Unnerved by US-China trade war and deterred by property prices at home, Hong Kong investors are turning to Japan for real estate
- Local investors join others from China in flocking to Japan to buy property, particularly hotels and private lodgings
- Tokyo and Osaka are the main markets of choice, with not even a tough law on home sharing introduced last year, turning off buyers
Frankie Leung Kai-ha has bought three properties in Japan over the past three years. The latest one, bought just last month, is a four-storey building that he plans to renovate into an Airbnb private lodging.
The three investments cost about the same as one medium-sized flat in the expensive urban centre of Hong Kong, where Leung lives. His latest deal also came amid the increasingly volatile trade relations between China and the United States, which threaten to undermine the economics of both countries.
“The trade war is one of the major reasons I’ve invested more in Japan.

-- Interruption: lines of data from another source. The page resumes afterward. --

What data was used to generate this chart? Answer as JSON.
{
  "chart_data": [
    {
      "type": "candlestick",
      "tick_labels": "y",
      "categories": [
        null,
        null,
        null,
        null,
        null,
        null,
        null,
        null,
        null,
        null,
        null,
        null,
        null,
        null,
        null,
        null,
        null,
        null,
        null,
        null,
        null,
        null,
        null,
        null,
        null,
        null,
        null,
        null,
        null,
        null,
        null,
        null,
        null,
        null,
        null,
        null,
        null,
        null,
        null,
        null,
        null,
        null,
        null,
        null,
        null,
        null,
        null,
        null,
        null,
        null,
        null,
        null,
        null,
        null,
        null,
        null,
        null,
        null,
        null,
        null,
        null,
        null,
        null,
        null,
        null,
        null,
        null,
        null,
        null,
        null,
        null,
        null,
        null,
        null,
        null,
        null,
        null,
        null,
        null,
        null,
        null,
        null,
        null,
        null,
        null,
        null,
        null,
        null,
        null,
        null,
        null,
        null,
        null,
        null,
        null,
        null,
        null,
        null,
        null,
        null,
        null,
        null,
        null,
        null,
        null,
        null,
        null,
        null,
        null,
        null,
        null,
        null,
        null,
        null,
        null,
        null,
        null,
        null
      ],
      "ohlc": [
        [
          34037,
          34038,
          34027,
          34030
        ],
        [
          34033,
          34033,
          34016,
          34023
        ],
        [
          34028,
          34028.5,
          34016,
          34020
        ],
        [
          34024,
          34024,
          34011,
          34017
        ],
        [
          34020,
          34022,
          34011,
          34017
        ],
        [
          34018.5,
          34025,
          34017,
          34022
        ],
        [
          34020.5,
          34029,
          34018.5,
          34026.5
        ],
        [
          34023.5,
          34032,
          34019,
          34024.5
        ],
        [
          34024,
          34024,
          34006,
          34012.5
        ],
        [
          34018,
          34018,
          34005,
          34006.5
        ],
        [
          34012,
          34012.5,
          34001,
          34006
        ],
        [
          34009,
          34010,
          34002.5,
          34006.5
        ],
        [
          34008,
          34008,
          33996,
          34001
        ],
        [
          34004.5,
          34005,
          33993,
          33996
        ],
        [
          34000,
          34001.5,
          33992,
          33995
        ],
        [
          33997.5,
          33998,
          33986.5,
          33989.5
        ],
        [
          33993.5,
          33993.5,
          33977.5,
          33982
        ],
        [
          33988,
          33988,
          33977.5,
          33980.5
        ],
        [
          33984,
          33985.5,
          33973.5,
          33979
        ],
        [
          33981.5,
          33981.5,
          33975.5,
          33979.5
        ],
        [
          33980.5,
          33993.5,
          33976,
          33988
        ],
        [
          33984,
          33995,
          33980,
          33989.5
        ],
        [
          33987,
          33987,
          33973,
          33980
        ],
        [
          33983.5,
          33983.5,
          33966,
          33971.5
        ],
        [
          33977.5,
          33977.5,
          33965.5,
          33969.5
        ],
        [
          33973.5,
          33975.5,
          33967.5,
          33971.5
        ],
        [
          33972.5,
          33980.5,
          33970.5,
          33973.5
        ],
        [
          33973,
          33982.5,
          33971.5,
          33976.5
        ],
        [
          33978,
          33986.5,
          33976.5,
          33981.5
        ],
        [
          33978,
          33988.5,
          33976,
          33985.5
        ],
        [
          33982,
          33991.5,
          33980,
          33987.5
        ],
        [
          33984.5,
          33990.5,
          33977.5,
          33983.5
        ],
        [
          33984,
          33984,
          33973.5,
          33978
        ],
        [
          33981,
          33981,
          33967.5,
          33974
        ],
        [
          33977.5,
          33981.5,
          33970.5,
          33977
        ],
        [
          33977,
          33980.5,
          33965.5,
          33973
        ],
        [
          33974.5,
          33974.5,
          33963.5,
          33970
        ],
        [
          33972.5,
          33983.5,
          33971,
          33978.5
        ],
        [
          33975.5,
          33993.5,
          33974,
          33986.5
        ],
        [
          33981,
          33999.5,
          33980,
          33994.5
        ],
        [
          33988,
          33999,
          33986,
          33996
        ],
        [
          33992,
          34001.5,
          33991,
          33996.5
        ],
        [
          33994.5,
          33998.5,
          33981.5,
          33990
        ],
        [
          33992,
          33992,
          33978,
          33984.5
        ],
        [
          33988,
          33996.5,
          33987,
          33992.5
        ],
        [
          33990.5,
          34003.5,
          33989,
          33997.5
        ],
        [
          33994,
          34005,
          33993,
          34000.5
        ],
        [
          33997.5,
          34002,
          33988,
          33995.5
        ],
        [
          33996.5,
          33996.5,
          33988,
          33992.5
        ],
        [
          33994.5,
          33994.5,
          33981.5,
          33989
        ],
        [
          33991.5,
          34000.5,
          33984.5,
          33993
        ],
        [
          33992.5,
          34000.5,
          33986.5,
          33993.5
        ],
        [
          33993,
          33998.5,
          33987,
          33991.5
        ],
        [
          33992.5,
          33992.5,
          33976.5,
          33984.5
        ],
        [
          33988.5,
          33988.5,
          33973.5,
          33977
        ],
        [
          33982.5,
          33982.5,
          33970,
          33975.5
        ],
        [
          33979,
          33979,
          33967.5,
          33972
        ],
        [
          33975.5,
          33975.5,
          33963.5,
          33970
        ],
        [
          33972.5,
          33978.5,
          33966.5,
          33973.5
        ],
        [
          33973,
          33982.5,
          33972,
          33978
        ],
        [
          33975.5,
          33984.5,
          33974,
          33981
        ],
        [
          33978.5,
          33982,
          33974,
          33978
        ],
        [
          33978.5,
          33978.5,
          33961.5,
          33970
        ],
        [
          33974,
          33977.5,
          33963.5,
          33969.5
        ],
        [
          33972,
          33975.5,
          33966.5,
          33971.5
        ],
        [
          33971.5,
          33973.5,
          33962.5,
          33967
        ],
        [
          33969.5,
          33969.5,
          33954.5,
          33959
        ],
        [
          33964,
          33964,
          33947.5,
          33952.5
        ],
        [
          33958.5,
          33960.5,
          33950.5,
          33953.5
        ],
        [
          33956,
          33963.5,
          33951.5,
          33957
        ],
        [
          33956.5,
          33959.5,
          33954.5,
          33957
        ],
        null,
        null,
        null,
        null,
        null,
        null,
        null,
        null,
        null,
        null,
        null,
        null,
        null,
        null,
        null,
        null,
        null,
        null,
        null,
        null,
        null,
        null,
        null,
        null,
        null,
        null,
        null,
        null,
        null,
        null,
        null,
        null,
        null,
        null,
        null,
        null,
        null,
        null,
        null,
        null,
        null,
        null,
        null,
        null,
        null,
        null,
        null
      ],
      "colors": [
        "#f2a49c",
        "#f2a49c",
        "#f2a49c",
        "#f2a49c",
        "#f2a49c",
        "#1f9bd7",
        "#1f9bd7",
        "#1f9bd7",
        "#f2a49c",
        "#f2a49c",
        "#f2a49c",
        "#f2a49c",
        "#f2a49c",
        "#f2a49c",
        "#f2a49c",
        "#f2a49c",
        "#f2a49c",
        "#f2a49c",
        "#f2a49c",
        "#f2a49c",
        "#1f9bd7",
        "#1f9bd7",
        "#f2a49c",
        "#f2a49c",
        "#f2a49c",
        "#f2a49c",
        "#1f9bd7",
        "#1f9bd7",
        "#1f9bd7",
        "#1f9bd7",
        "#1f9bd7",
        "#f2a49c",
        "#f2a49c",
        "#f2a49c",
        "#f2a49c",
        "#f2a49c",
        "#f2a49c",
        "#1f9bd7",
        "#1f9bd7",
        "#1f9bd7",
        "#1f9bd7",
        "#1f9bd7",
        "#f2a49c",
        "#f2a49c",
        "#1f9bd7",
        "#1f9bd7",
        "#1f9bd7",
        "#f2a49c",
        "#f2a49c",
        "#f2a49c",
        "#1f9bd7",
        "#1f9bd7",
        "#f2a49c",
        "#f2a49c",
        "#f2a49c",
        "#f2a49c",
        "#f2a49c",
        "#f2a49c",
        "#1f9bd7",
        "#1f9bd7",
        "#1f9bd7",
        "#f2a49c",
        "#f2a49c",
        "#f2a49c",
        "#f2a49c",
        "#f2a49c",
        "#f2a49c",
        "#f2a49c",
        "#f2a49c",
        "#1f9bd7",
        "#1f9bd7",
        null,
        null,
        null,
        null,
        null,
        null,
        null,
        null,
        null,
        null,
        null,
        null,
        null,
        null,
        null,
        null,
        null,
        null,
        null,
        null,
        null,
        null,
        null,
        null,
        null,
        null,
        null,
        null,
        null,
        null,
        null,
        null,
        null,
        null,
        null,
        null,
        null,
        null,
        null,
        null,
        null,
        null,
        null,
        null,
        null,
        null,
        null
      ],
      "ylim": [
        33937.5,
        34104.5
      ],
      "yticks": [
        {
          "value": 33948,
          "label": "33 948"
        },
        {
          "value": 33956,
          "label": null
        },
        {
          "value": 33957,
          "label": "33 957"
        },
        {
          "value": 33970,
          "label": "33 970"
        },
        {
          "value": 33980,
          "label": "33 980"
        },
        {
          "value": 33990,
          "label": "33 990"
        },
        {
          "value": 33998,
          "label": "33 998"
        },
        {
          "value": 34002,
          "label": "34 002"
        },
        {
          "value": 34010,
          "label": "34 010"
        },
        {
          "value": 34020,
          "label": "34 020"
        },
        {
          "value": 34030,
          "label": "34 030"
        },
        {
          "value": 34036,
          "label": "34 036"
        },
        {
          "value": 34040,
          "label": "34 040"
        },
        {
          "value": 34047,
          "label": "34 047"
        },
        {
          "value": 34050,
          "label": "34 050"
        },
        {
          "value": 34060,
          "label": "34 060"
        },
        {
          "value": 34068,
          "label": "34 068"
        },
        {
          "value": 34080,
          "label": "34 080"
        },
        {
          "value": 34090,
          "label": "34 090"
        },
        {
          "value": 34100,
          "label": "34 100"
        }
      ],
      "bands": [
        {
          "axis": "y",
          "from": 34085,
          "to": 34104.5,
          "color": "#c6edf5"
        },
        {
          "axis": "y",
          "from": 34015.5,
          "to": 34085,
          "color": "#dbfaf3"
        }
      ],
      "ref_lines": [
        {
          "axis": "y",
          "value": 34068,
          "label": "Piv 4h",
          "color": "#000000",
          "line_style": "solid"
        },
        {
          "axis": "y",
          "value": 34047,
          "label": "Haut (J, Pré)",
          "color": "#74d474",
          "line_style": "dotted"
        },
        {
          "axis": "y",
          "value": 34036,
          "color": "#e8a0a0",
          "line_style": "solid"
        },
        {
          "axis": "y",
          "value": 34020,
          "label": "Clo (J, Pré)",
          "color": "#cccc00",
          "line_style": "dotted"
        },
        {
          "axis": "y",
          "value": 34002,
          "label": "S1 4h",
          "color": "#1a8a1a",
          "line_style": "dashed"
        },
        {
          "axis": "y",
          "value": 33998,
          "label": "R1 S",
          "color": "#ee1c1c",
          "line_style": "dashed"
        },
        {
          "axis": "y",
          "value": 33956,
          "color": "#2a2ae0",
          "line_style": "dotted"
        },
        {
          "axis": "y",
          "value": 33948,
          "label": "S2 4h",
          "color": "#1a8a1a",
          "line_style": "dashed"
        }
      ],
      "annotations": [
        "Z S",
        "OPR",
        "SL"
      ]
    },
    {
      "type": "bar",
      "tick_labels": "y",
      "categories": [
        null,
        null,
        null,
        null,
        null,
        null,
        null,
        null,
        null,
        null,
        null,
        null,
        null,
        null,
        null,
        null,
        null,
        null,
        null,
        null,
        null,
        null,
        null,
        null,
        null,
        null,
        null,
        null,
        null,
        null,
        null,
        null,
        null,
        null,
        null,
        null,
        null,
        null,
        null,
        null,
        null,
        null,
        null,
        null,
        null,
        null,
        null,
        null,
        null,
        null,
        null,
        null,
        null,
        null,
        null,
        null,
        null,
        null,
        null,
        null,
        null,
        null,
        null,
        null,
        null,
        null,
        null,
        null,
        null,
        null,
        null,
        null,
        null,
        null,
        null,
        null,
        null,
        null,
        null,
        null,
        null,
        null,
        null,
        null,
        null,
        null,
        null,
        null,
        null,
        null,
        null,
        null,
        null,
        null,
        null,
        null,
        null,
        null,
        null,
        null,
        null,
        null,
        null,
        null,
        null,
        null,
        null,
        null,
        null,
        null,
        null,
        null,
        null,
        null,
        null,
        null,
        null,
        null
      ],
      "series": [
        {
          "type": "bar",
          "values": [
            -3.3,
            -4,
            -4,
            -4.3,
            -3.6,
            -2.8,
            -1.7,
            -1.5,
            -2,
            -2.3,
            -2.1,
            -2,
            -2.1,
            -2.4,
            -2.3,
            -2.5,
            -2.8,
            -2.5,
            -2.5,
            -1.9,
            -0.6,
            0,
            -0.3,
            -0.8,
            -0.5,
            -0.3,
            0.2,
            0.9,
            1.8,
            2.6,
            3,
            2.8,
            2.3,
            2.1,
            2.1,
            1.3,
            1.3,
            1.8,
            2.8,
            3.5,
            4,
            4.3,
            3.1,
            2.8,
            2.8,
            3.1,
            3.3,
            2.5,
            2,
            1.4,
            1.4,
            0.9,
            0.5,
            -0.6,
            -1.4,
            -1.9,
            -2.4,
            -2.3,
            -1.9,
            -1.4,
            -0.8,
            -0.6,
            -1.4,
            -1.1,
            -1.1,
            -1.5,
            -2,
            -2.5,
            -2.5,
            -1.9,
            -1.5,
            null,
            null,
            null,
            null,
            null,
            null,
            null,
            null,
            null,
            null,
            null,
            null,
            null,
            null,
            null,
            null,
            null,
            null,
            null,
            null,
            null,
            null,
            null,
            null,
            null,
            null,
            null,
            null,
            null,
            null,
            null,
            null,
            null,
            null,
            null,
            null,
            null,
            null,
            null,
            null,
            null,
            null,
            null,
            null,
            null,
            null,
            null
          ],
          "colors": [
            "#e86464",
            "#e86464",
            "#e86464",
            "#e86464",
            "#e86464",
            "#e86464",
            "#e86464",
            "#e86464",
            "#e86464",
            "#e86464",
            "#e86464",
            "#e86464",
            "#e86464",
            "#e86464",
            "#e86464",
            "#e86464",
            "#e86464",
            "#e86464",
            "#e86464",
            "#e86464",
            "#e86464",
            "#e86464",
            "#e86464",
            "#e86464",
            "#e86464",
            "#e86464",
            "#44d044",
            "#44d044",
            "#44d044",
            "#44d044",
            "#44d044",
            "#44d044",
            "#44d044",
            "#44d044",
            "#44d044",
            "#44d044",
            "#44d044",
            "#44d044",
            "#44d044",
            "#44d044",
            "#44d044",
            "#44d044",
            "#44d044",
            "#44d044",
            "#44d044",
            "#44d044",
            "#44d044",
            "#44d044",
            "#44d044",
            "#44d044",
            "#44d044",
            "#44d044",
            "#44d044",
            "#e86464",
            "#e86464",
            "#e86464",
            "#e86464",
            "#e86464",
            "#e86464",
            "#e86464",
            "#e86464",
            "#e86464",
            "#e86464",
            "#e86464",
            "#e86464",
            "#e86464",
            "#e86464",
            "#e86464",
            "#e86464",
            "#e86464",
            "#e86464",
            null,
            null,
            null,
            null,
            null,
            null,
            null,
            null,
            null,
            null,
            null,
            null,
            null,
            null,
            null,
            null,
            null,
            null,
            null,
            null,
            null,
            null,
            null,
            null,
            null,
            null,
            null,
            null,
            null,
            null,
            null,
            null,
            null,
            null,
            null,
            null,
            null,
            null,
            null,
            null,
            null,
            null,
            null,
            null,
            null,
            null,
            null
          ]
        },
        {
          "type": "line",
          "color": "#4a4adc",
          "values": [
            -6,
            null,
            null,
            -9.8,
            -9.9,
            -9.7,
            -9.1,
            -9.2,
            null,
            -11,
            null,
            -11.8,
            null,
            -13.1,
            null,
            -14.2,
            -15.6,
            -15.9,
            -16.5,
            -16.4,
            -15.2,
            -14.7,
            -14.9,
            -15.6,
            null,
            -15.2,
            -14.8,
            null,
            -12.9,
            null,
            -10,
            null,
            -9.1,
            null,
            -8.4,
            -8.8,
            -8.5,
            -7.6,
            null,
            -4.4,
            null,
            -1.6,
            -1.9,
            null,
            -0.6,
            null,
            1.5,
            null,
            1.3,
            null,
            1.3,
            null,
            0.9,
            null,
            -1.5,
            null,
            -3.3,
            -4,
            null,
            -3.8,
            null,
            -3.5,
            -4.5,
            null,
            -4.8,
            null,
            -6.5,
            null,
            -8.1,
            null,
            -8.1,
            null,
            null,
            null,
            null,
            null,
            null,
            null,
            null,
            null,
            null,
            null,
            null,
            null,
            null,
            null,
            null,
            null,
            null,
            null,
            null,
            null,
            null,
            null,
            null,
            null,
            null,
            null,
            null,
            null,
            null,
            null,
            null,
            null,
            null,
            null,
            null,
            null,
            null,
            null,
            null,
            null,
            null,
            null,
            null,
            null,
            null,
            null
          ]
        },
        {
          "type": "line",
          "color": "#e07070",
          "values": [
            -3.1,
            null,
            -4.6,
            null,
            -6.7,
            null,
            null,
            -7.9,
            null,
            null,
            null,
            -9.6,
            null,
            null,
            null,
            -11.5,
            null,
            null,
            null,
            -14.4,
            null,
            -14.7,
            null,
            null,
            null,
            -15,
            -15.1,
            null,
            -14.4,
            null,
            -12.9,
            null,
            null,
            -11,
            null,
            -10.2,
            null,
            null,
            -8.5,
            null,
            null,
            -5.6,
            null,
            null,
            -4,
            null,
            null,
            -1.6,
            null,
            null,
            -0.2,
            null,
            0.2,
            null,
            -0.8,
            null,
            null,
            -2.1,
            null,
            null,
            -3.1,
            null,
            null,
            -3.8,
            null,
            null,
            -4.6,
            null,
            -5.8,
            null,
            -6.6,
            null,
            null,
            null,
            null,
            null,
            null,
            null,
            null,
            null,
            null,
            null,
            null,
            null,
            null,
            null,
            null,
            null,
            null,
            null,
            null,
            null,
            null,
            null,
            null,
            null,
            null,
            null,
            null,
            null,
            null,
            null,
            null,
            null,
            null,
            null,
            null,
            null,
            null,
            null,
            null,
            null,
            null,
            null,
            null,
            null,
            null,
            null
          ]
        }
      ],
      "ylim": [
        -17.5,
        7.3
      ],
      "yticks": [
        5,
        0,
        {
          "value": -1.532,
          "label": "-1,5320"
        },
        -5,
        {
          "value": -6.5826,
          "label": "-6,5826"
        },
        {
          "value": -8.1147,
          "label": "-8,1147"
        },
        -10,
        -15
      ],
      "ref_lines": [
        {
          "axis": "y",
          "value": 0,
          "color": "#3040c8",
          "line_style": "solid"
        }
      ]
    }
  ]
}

I’m quite concerned about the impact,” said the 36-year-old, who is the co-founder of a bakery in Macau. “I think it’s safer to put some money in Japanese yen in case anything happens.”
Leung is one of a growing number of citizens from China who have found interest in the Japanese property market, especially in hotels and private lodgings.
This is despite the island nation’s introduction of a tough law in June last year to regulate the home sharing market – such as Airbnb listings – which requires higher standards for shared lodging homes and limits when and where operators can run such services.